Johnson's team first faced the coronavirus's impact on its business in January in China. It was then that Starbucks, which sees nearly $30 billion in annual sales, established three guiding principles to shape its decisions related to the pandemic and its 32,000 retail stores in more than 80 countries around the world:

  • Prioritize the safety, health, and well-being of employees and customers.
  • Support government and local health officials as they work to contain the virus.
  • Show up to work in a positive and constructive way, and be responsible in every community that they're a part of.

Starbucks is working on opening new stores designed with virus-prevention measures, Johnson said.
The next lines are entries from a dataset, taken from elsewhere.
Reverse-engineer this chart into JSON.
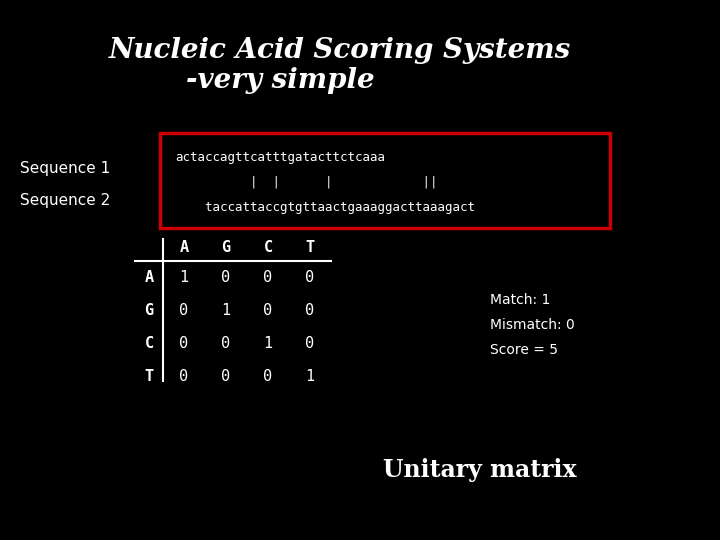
{
  "title_line1": "Nucleic Acid Scoring Systems",
  "title_line2": "-very simple",
  "bg_color": "#000000",
  "text_color": "#ffffff",
  "seq1_label": "Sequence 1",
  "seq2_label": "Sequence 2",
  "seq1": "actaccagttcatttgatacttctcaaa",
  "pipes": "          |  |      |            ||",
  "seq2": "    taccattaccgtgttaactgaaaggacttaaagact",
  "matrix_row_labels": [
    "A",
    "G",
    "C",
    "T"
  ],
  "matrix_col_labels": [
    "A",
    "G",
    "C",
    "T"
  ],
  "matrix_data": [
    [
      1,
      0,
      0,
      0
    ],
    [
      0,
      1,
      0,
      0
    ],
    [
      0,
      0,
      1,
      0
    ],
    [
      0,
      0,
      0,
      1
    ]
  ],
  "match_text": "Match: 1",
  "mismatch_text": "Mismatch: 0",
  "score_text": "Score = 5",
  "unitary_text": "Unitary matrix",
  "red_box_color": "#cc0000",
  "title_fontsize": 20,
  "seq_label_fontsize": 11,
  "seq_text_fontsize": 9,
  "matrix_label_fontsize": 11,
  "matrix_val_fontsize": 11,
  "match_fontsize": 10,
  "unitary_fontsize": 17
}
One concept is a "walk-thru" store in urban centers, similar to drive-thru locations in suburban areas. The company is looking at opening its first walk-thru locations in Manhattan, where real estate prices are falling, making it a good time to experiment with new store designs.

All businesses, regardless of industry, should focus on what positive, optimistic messaging and experiences they can offer their customers, said Johnson.

"Customers are looking for experiences that they find familiar, that they find convenient, and that are uplifting in some way," he said. The pandemic has made a sense of community increasingly important for consumers, whether shopping in-store or on smartphones, he noted.

Create a great customer experience so that your brick-and-mortar store becomes a destination, and then extend that experience to your digital mobile relationship with customers, he said.